Mourou et Jebali, candidats : les islamistes tunisiens en votes dispersés
L’électorat islamiste fait face à un grand dilemme : pour qui voter à la présidentielle. Maintenant qua Hamadi Jebali s’est porté candidat ‘’indépendant » et qu’Abdeleffattah Mourou a été officiellement investi comme candidat d’Ennahdha, à la confusion s’ajoute le choix difficile à faire. Chacun compte ses alliés au sein du camp des islamistes, jouit de sa notoriété, se distingue par son propre parcours, mais tous deux puiseront dans le même réservoir électoral.
Le mouvement Ennahdha ne voulait pas s’inscrire absent des délibérations pour les présidentielles qui occuperont d’ici, au moins le 15 septembre, date du 1er tour, de l’espace médiatique, qui impactera par la suite les législatives du 6 octobre prochain. Se contenter d’accorder son soutien à un candidat non-issue des rangs la priverait d’une enceinte de grand écho. Y aller avec l’un des siens ne manque pas de risques en cas d’échec. Sans parler des relations vouées à complication avec d'autres candidats ''déjà promis''.
Il y mouillera la jebba
En interne, le débat a été long, passionné parfous, raisonné autant que possible, non sans intrigues et intiguants, et finalement tranché : Mourou montera au charbon, même si ses chances ne sont pas totalement garanties. Le risque était à prendre, pense-t-on à Montplaisir, en espérant gagner ou du moins ne pas creuser des fractures sorties au grand jour.
Mourou, une des figures emblématiques fondatrices du Mouvement de la Tendance Islamique, et de ses meilleurs trubins, apportera à la campagne électorale son bagou, son style et ses couleurs. Il y mouillera la jebba.
Abdelfattah Mourou est-il le premier choix de Rached Ghannouchi ? Ou, le cheikh s’est-il finalement plié à la majorité de la Choura ? On le saura bientôt.
Electron islamiste libre ?
Hamadi Jebali n’est pas sans historique ni poids chez les islamistes. Premier à déposer en mars 2011, avec Ali Laaryedh et d’autres co-équipiers, la déclaration d’autorisation officielle de la constitution du parti Ennahadha, et l’obtenir, il sera aussi le premier dirigeant islamiste nommé chef du gouvernement, le 24 décembre 2011. Il n’y restera pas longtemps. Cherchant à se libérer de certains pour former autour de lui un cabinet enrichi d’indépendants, il sera désavoué par les siens en février 2013, et obligé de remettre quelques jours après, en mars 2013, les clefs de la Kasbah, à Ali Laarayedh.

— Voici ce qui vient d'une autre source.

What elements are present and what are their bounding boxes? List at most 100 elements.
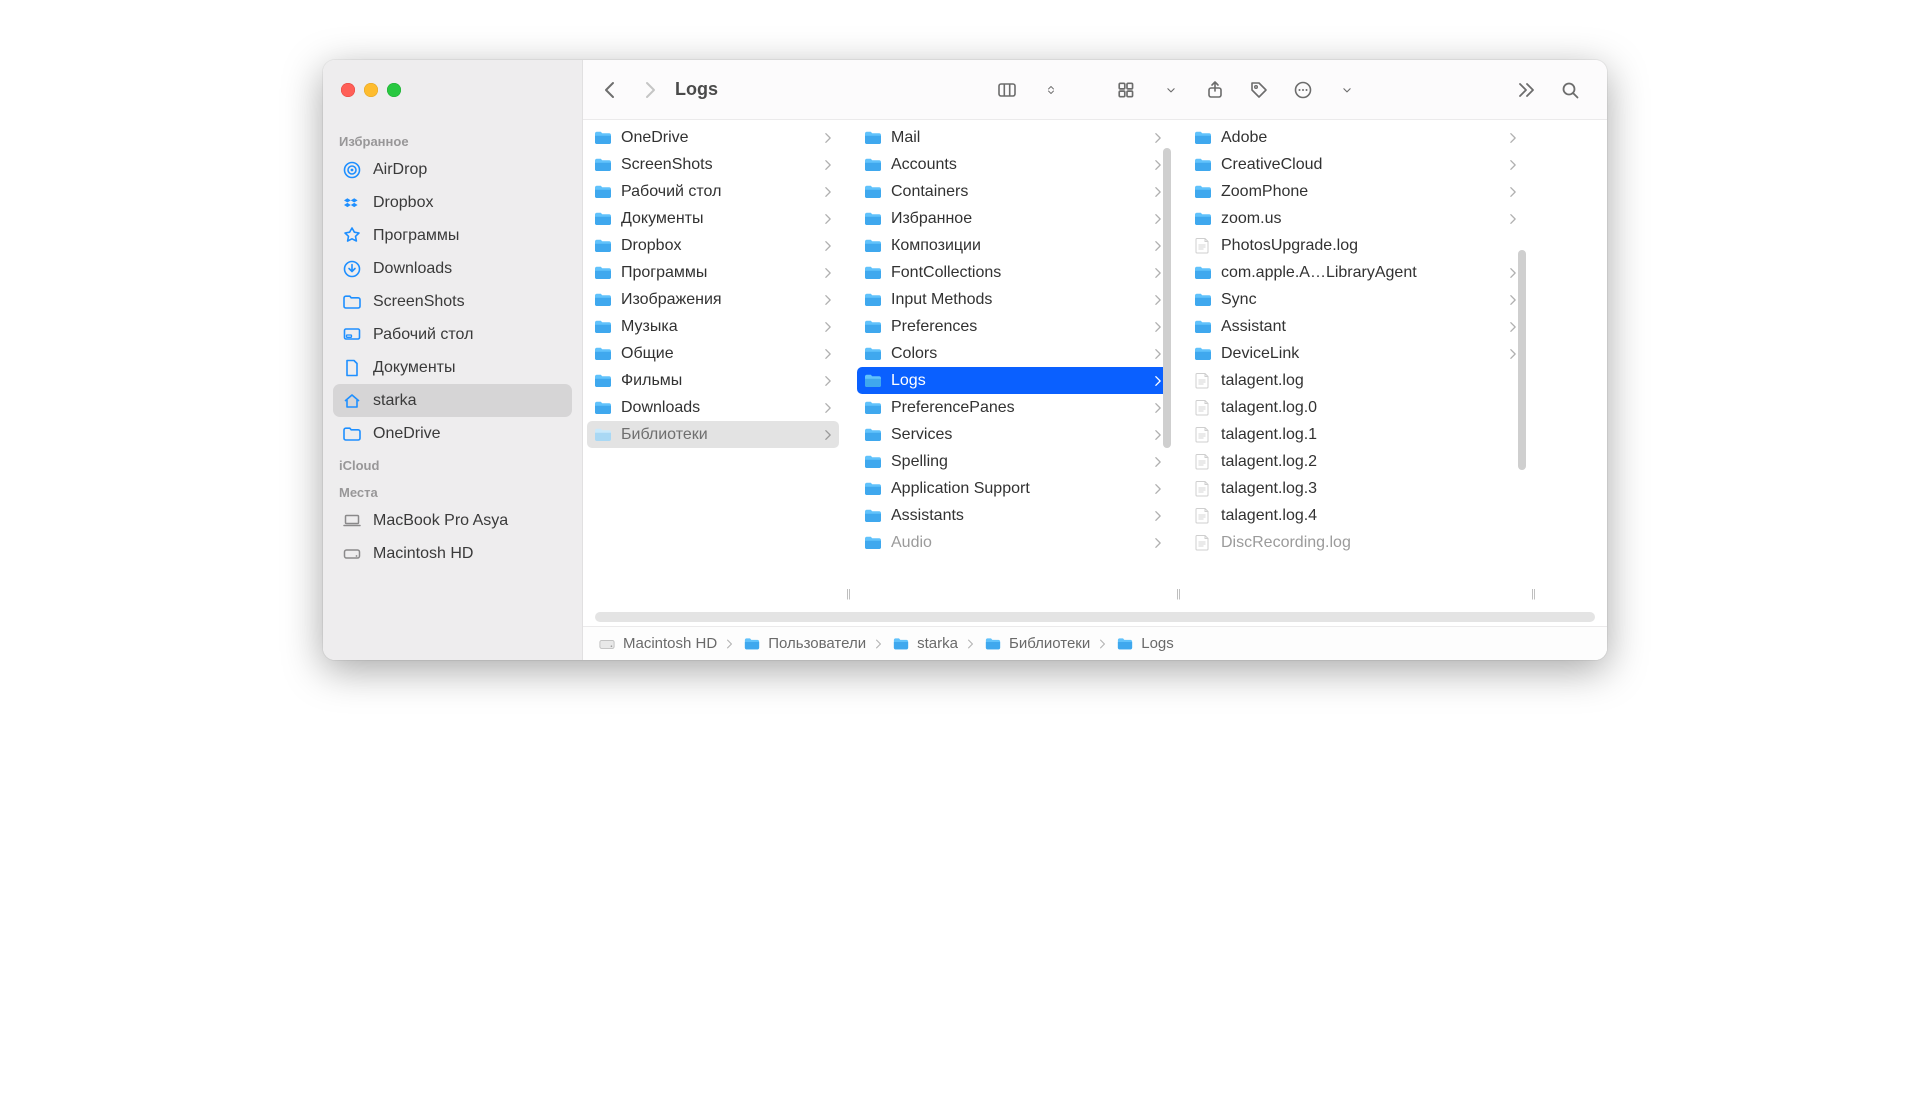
document-icon [1193, 480, 1213, 498]
file-row-label: ZoomPhone [1221, 183, 1500, 201]
file-row[interactable]: Dropbox [587, 232, 839, 259]
file-row[interactable]: Рабочий стол [587, 178, 839, 205]
file-row-label: Assistants [891, 507, 1145, 525]
file-row[interactable]: Downloads [587, 394, 839, 421]
file-row[interactable]: Application Support [857, 475, 1169, 502]
hdd-icon [597, 635, 617, 653]
airdrop-icon [341, 160, 363, 180]
file-row[interactable]: Mail [857, 124, 1169, 151]
column-resize-handle[interactable]: || [1528, 120, 1538, 626]
file-row[interactable]: talagent.log [1187, 367, 1524, 394]
file-row[interactable]: Общие [587, 340, 839, 367]
file-row-label: Accounts [891, 156, 1145, 174]
file-row-label: Композиции [891, 237, 1145, 255]
file-row[interactable]: PhotosUpgrade.log [1187, 232, 1524, 259]
file-row[interactable]: Audio [857, 529, 1169, 556]
file-row[interactable]: com.apple.A…LibraryAgent [1187, 259, 1524, 286]
browser-column[interactable]: Mail Accounts ContainersИзбранное Композици… [853, 120, 1173, 626]
file-row[interactable]: Композиции [857, 232, 1169, 259]
minimize-window-button[interactable] [364, 83, 378, 97]
folder-icon [1193, 291, 1213, 309]
file-row[interactable]: Sync [1187, 286, 1524, 313]
chevron-right-icon [966, 638, 975, 650]
file-row[interactable]: DeviceLink [1187, 340, 1524, 367]
search-button[interactable] [1551, 73, 1589, 107]
path-component[interactable]: Библиотеки [983, 635, 1090, 653]
sidebar-item[interactable]: OneDrive [333, 417, 572, 450]
file-row[interactable]: talagent.log.3 [1187, 475, 1524, 502]
column-browser[interactable]: OneDriveScreenShotsРабочий столДокументы… [583, 120, 1607, 626]
browser-column[interactable]: OneDriveScreenShotsРабочий столДокументы… [583, 120, 843, 626]
sidebar-item[interactable]: Рабочий стол [333, 318, 572, 351]
file-row[interactable]: Accounts [857, 151, 1169, 178]
file-row[interactable]: Services [857, 421, 1169, 448]
browser-column[interactable]: AdobeCreativeCloud ZoomPhone zoom.usPhotos… [1183, 120, 1528, 626]
vertical-scrollbar[interactable] [1518, 250, 1526, 470]
chevron-right-icon [1153, 536, 1163, 550]
file-row[interactable]: Containers [857, 178, 1169, 205]
file-row[interactable]: Input Methods [857, 286, 1169, 313]
file-row[interactable]: FontCollections [857, 259, 1169, 286]
overflow-button[interactable] [1507, 73, 1545, 107]
file-row[interactable]: Colors [857, 340, 1169, 367]
close-window-button[interactable] [341, 83, 355, 97]
folder-icon [863, 426, 883, 444]
file-row[interactable]: Фильмы [587, 367, 839, 394]
file-row[interactable]: CreativeCloud [1187, 151, 1524, 178]
zoom-window-button[interactable] [387, 83, 401, 97]
forward-button[interactable] [633, 74, 665, 106]
path-component[interactable]: Пользователи [742, 635, 866, 653]
arrange-group[interactable] [1108, 73, 1190, 107]
column-resize-handle[interactable]: || [843, 120, 853, 626]
sidebar-item[interactable]: ScreenShots [333, 285, 572, 318]
actions-menu[interactable] [1284, 73, 1366, 107]
file-row[interactable]: ZoomPhone [1187, 178, 1524, 205]
file-row[interactable]: Adobe [1187, 124, 1524, 151]
path-component[interactable]: Logs [1115, 635, 1174, 653]
file-row[interactable]: Изображения [587, 286, 839, 313]
sidebar-item[interactable]: Downloads [333, 252, 572, 285]
file-row[interactable]: Logs [857, 367, 1169, 394]
sidebar-item[interactable]: MacBook Pro Asya [333, 504, 572, 537]
file-row[interactable]: PreferencePanes [857, 394, 1169, 421]
file-row[interactable]: Assistants [857, 502, 1169, 529]
file-row[interactable]: talagent.log.4 [1187, 502, 1524, 529]
file-row[interactable]: Избранное [857, 205, 1169, 232]
sidebar-item[interactable]: AirDrop [333, 153, 572, 186]
file-row[interactable]: Программы [587, 259, 839, 286]
path-component-label: Macintosh HD [623, 635, 717, 652]
path-component[interactable]: Macintosh HD [597, 635, 717, 653]
vertical-scrollbar[interactable] [1163, 148, 1171, 448]
file-row[interactable]: Preferences [857, 313, 1169, 340]
file-row[interactable]: Spelling [857, 448, 1169, 475]
sidebar-item[interactable]: Документы [333, 351, 572, 384]
folder-icon [863, 156, 883, 174]
file-row[interactable]: zoom.us [1187, 205, 1524, 232]
folder-icon [593, 237, 613, 255]
file-row-label: talagent.log.0 [1221, 399, 1518, 417]
sidebar-item[interactable]: Dropbox [333, 186, 572, 219]
folder-icon [863, 372, 883, 390]
sidebar-section-label: Места [333, 477, 572, 504]
file-row[interactable]: talagent.log.1 [1187, 421, 1524, 448]
sidebar-item[interactable]: Программы [333, 219, 572, 252]
view-mode-group[interactable] [988, 73, 1070, 107]
folder-icon [341, 424, 363, 444]
file-row[interactable]: talagent.log.2 [1187, 448, 1524, 475]
column-resize-handle[interactable]: || [1173, 120, 1183, 626]
path-component[interactable]: starka [891, 635, 958, 653]
share-button[interactable] [1196, 73, 1234, 107]
tags-button[interactable] [1240, 73, 1278, 107]
file-row[interactable]: Assistant [1187, 313, 1524, 340]
folder-icon [891, 635, 911, 653]
sidebar-item[interactable]: Macintosh HD [333, 537, 572, 570]
file-row[interactable]: DiscRecording.log [1187, 529, 1524, 556]
file-row[interactable]: Библиотеки [587, 421, 839, 448]
back-button[interactable] [595, 74, 627, 106]
file-row[interactable]: talagent.log.0 [1187, 394, 1524, 421]
file-row[interactable]: OneDrive [587, 124, 839, 151]
file-row[interactable]: Музыка [587, 313, 839, 340]
file-row[interactable]: Документы [587, 205, 839, 232]
file-row[interactable]: ScreenShots [587, 151, 839, 178]
sidebar-item[interactable]: starka [333, 384, 572, 417]
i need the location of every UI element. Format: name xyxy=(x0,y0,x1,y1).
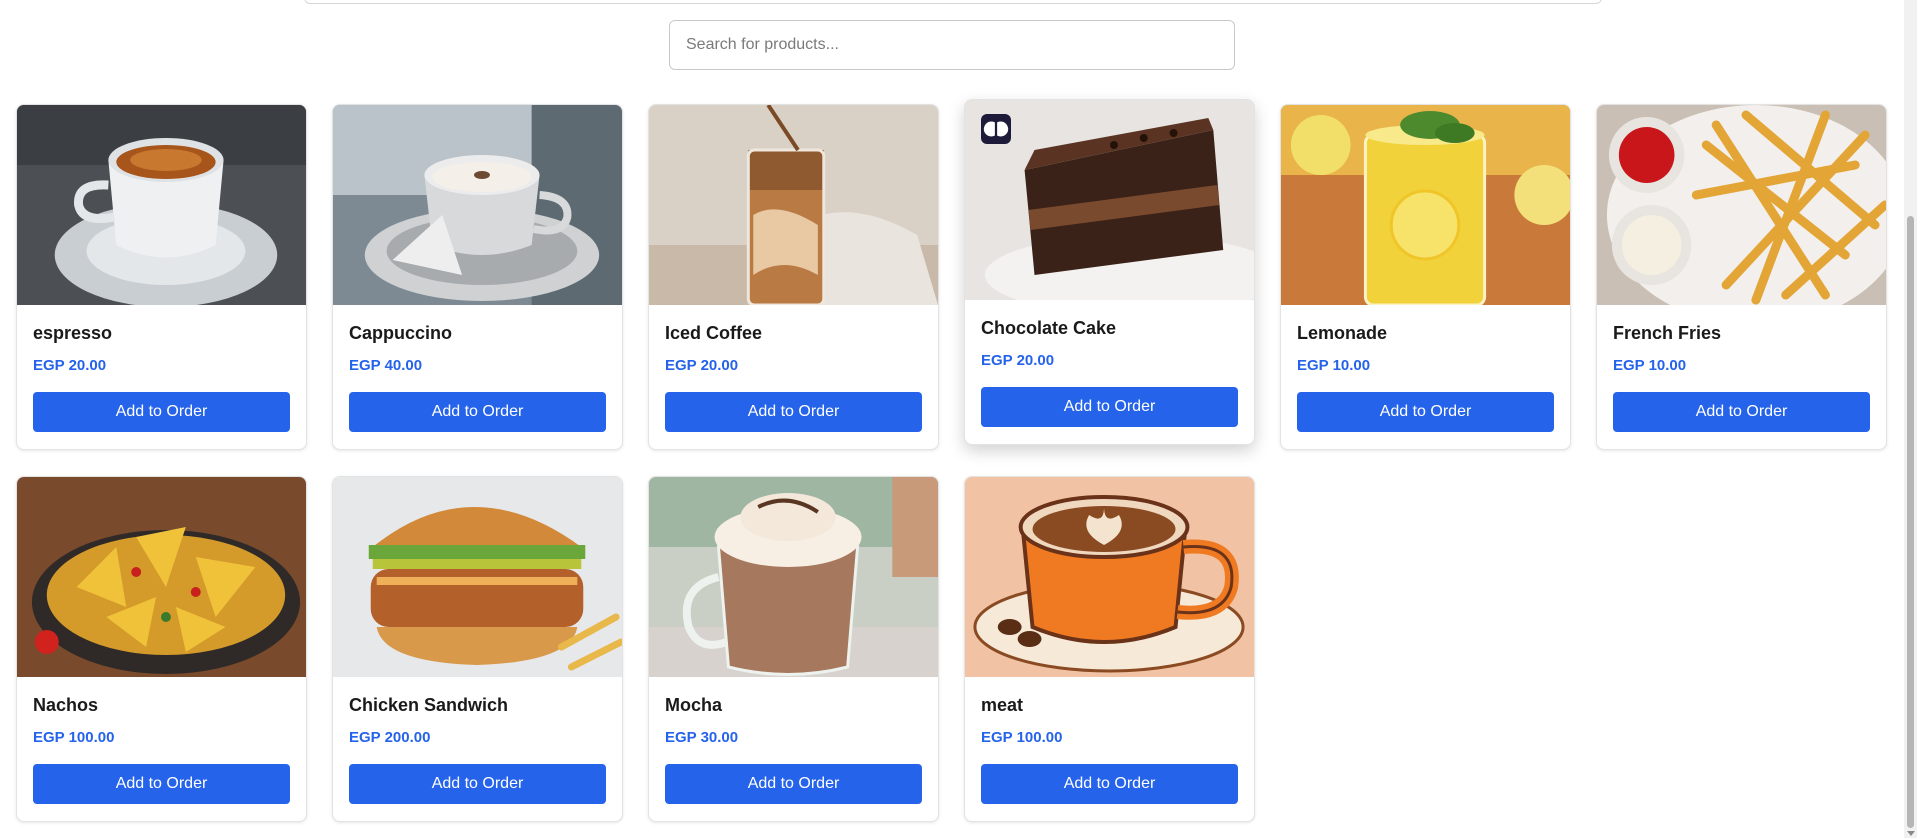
product-card: Iced Coffee EGP 20.00 Add to Order xyxy=(648,104,939,450)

Son successeur affrontera le sit-in de l’été au Bardo, et sera contraint de démissionner. Mais il exigera de ne libérer la fonction, à la faveur du Dialogue national ayant adoubé Mehdi Jomaa, qu’après la signature le 27 janvier 2014, de la nouvelle constitution.
Jebali prendra de la distance vis-à-vis d’Ennahdha. Sans désarmer. S’il ne briguera pas la présidentielle de décembre 2014, remportée par Béji Caïd Essebsi, c’est qu’il se savait mal préparé incapable de le battre. Il fera alors alliance avec Moncef Marzouki. Privé du soutien officiel de son parti, devant se battre cette fois-ci contre Marzouki et tous les autres, avec des poids lourds comme, chacun à son aune, Karoui et Zbidi, notamment, il entend sans doute s’imposer au débat avec l’espoir de récolter un bon score.
Sans appel, mais avec des conséquences
Pour qui voteront les Islamistes ? Pour l’un des deux ? Pour d’autres ? Un vote uni et massif serait difficile à croire. Le verdict des urnes sera sans appel et non sans conséquences.